Neuf mois après la disparition tragique du jeune rugbyman Medhi Narjissi, emporté par les flots lors d’un stage en Afrique du Sud, ses parents ont été reçus ce lundi 28 avril au ministère des Sports pour consulter le rapport de l’Inspection générale de l’éducation, du sport et de la recherche (IGESR).
Un document jugé accablant et qui pourrait relancer l’enquête judiciaire.
« Un travail extraordinaire », a salué Jalil Narjissi, père de Medhi, à la sortie de cette rencontre avec la ministre des Sports, Marie Barsacq. Accompagnés de leur avocat, Me Édouard Martial, les parents du jeune international de 17 ans ont pu découvrir les conclusions de cette enquête administrative de 121 pages. Leur avocat est formel : « Le rapport est accablant à plusieurs égards. »

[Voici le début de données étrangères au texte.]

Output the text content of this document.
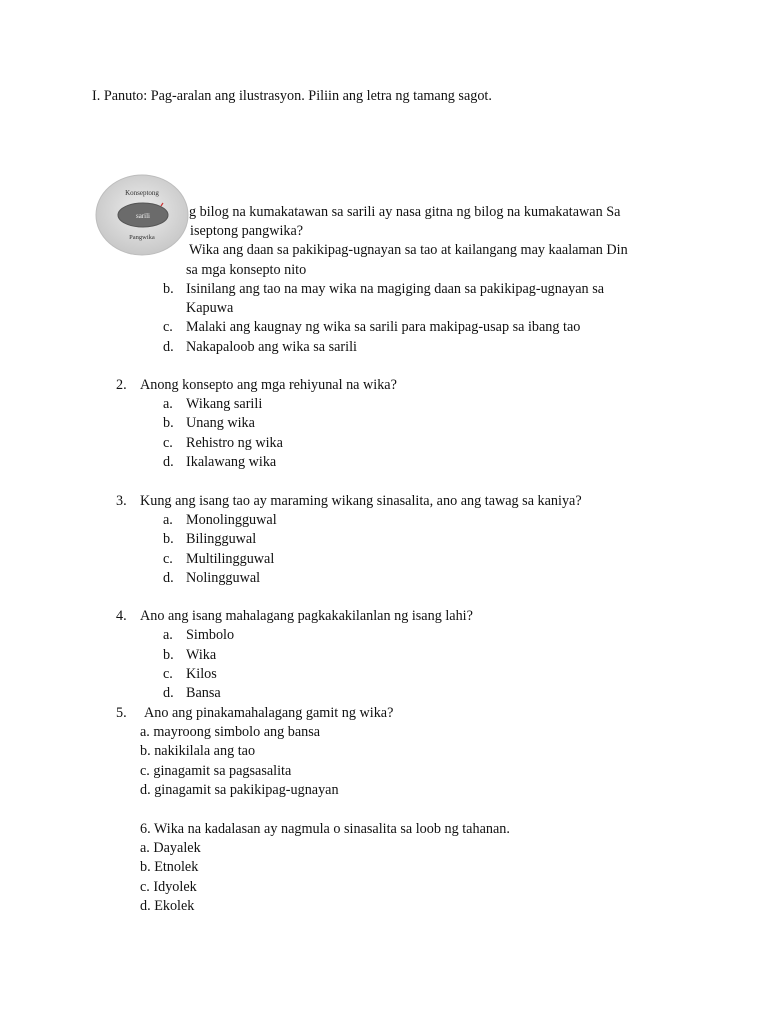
I. Panuto: Pag-aralan ang ilustrasyon. Piliin ang letra ng tamang sagot.
Konseptong
sarili
Pangwika
g bilog na kumakatawan sa sarili ay nasa gitna ng bilog na kumakatawan Sa
iseptong pangwika?
Wika ang daan sa pakikipag-ugnayan sa tao at kailangang may kaalaman Din
sa mga konsepto nito
b. Isinilang ang tao na may wika na magiging daan sa pakikipag-ugnayan sa
Kapuwa
c. Malaki ang kaugnay ng wika sa sarili para makipag-usap sa ibang tao
d. Nakapaloob ang wika sa sarili
2. Anong konsepto ang mga rehiyunal na wika?
a. Wikang sarili
b. Unang wika
c. Rehistro ng wika
d. Ikalawang wika
3. Kung ang isang tao ay maraming wikang sinasalita, ano ang tawag sa kaniya?
a. Monolingguwal
b. Bilingguwal
c. Multilingguwal
d. Nolingguwal
4. Ano ang isang mahalagang pagkakakilanlan ng isang lahi?
a. Simbolo
b. Wika
c. Kilos
d. Bansa
5. Ano ang pinakamahalagang gamit ng wika?
a. mayroong simbolo ang bansa
b. nakikilala ang tao
c. ginagamit sa pagsasalita
d. ginagamit sa pakikipag-ugnayan
6. Wika na kadalasan ay nagmula o sinasalita sa loob ng tahanan.
a. Dayalek
b. Etnolek
c. Idyolek
d. Ekolek
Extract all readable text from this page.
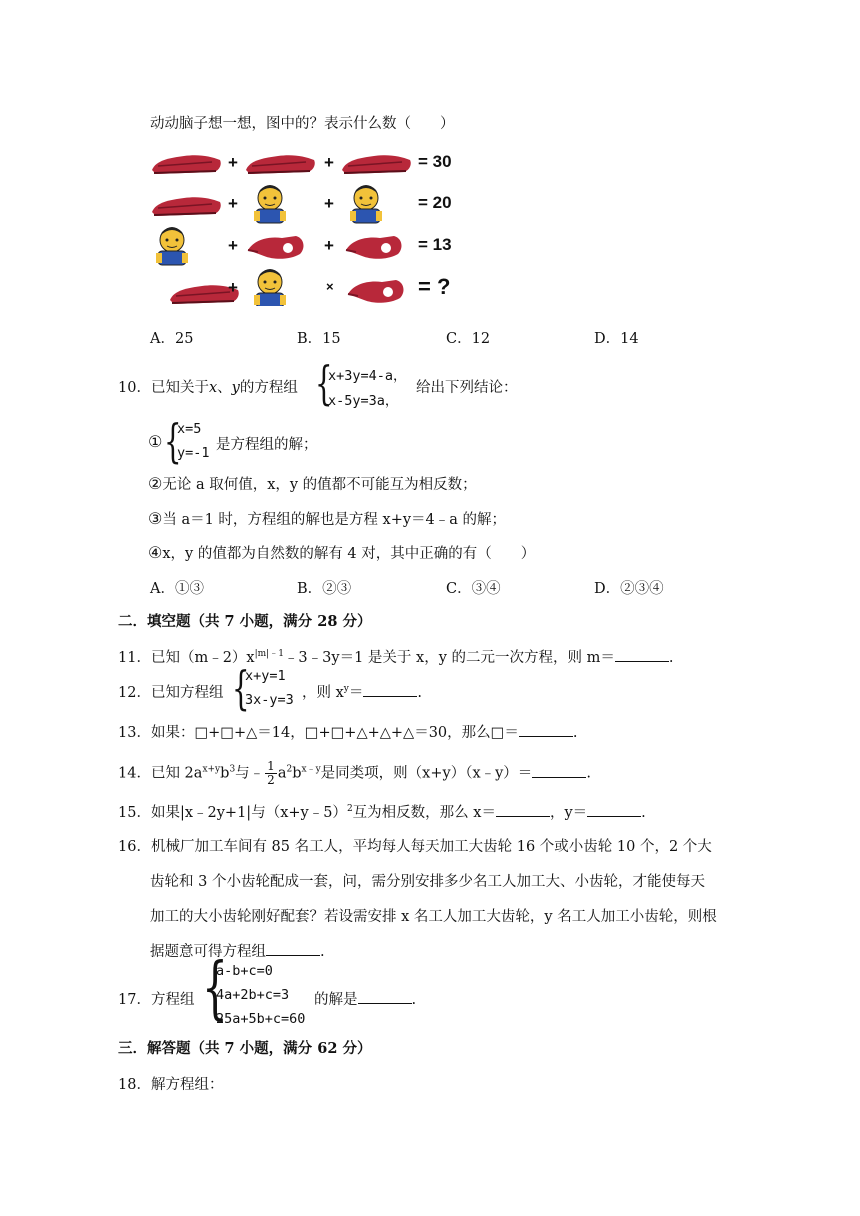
动动脑子想一想，图中的？表示什么数（　　）
+	+	= 30
+	+	= 20
+	+	= 13
+	×	= ?
A．25	B．15	C．12	D．14
10．已知关于x、y的方程组 {
x+3y=4-a，
x-5y=3a，
给出下列结论：
① {
x=5
y=-1 是方程组的解；
②无论 a 取何值，x，y 的值都不可能互为相反数；
③当 a＝1 时，方程组的解也是方程 x+y＝4﹣a 的解；
④x，y 的值都为自然数的解有 4 对，其中正确的有（　　）
A．①③	B．②③	C．③④	D．②③④
二．填空题（共 7 小题，满分 28 分）
11．已知$(m﹣2)x^{|m|﹣1}﹣3﹣3y=1$ 是关于 x，y 的二元一次方程，则 m＝	.
12．已知方程组 {
x+y=1
3x-y=3 ，则 $x^y=$	.
13．如果：□+□+△＝14，□+□+△+△+△＝30，那么□＝	.
14．已知 $2a^{x+y}b^3$与﹣ $\frac{1}{2} a^2b^{x﹣y}$是同类项，则（x+y）（x﹣y）＝	.
15．如果|x﹣2y+1|与（x+y﹣5）$^2$互为相反数，那么 x＝	，y＝	.
16．机械厂加工车间有 85 名工人，平均每人每天加工大齿轮 16 个或小齿轮 10 个，2 个大
齿轮和 3 个小齿轮配成一套，问，需分别安排多少名工人加工大、小齿轮，才能使每天
加工的大小齿轮刚好配套？若设需安排 x 名工人加工大齿轮，y 名工人加工小齿轮，则根
据题意可得方程组	.
17．方程组 {
a-b+c=0
4a+2b+c=3
25a+5b+c=60
的解是	.
三．解答题（共 7 小题，满分 62 分）
18．解方程组：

Le drame s’est produit le 7 août 2024 sur la plage de Dias Beach, réputée dangereuse. Medhi Narjissi participait alors à une séance de récupération avec l’équipe de France U18. Depuis, une information judiciaire est en cours, ouverte en octobre dernier. Elle a déjà mené à la garde à vue, puis à la libération sans suite immédiate, de Stéphane Cambos, ex-manager de la sélection.
Le rapport pointe une série de défaillances dans l’organisation du stage. Les inspecteurs dénoncent une tournée mal préparée, des conditions d’hébergement précaires et un encadrement lacunaire. « Les enfants ont été accueillis dans un endroit catastrophique sans chauffage, des sanitaires à l’extérieur et des douches communes », insiste Me Martial.

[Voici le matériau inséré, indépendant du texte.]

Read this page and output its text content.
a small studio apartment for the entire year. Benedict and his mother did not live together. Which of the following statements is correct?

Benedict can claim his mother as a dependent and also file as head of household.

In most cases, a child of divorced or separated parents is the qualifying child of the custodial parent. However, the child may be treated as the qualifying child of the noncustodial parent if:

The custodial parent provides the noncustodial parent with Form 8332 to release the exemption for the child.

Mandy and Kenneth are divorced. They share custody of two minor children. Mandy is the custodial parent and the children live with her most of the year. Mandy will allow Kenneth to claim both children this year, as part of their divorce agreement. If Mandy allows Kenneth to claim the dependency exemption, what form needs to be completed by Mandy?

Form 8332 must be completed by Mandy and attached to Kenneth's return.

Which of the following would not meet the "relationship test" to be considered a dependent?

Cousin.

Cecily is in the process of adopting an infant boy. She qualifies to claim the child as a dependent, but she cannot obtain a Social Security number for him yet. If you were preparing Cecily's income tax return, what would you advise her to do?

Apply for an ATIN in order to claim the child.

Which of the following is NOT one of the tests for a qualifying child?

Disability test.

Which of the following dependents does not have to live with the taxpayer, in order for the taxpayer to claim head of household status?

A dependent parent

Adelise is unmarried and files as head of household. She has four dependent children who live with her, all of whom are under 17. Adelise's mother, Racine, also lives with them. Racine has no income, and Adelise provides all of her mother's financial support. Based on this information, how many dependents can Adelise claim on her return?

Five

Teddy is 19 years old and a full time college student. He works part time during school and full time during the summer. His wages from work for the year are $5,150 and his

Mais c’est surtout la séance du 7 août qui cristallise les responsabilités. Robin Ladauge, préparateur physique, est directement mis en cause. À l’origine de la baignade, il « porte la responsabilité principale », selon le rapport. Ce dernier, entendu en audition libre, a expliqué ne pas avoir vu les panneaux d’alerte et ne pas connaître la dangerosité du site. Pourtant, il s’agissait de son sixième séjour en Afrique du Sud, et la météo avait été consultée.
La négligence s’étend aussi à l’absence de vérification des compétences aquatiques des joueurs. « L’encadrement ne s’est même pas préoccupé de savoir si les enfants avaient des connaissances en natation qui leur permettait d’affronter l’océan », déplore Me Martial.
Stéphane Cambos, alors manager, est lui aussi mis en cause pour son manque de réaction. Le rapport souligne « une absence d’opposition ferme » de sa part, malgré sa position hiérarchique. Il aurait reconnu *ne pas avoir « fait preuve d’une vigilance et surveillance particulière de son collègue (…) Il a considéré que le niveau de son collègue méritait d’avoir confiance en son comportement et sa loyauté ». *
Le jour du drame, l’encadrement se révèle sous-dimensionné : seulement trois adultes présents sur la plage, et pas de médecin. L’absence de protocole d’urgence a été flagrante, aboutissant à une « panique généralisée », selon les inspecteurs.
La Fédération française de rugby (FFR) est également épinglée. Le rapport critique « un climat interne perturbé » et une gestion déficiente de la crise. L’absence d’un chef de délégation, « supprimé pour des raisons d’économie », aurait contribué à un encadrement flou.
« Pour des raisons d’économie, la fédération a supprimé ce poste de chef de délégation ce qui a provoqué cette situation d’imprécision dans les règles, et de violation de certaines », note Me Martial.
Quant au rapport interne de la FFR, publié en septembre, il est lui aussi contesté. Conduit par une seule personne, au sein d’une direction impliquée dans le séjour, il conclut à un accident sans identifier clairement de fautes. Mais pour la famille, les responsabilités sont multiples, et le président de la FFR, Florian Grill, ne peut s’en dégager.
« La responsabilité du président de la fédération, en tant que dirigeant de la personne morale FFR est directement engagée dans la manière dont cette tournée a été mise en place (…) Il ne peut pas s’abriter devant cette responsabilité au regard des insuffisances caractérisées », tranche Me Martial.
À la suite de ces révélations, les techniciens des U18 mis en cause ont été suspendus à titre conservatoire. La famille Narjissi, elle, attend désormais que l’enquête judiciaire progresse. Elle espère des mises en examen pour homicide volontaire, convaincue que le drame aurait pu être évité.
« Nous espérons que la justice fera le nécessaire. Au-dessus des encadrants sur place, des erreurs ont été commises », conclut Jalil Narjissi.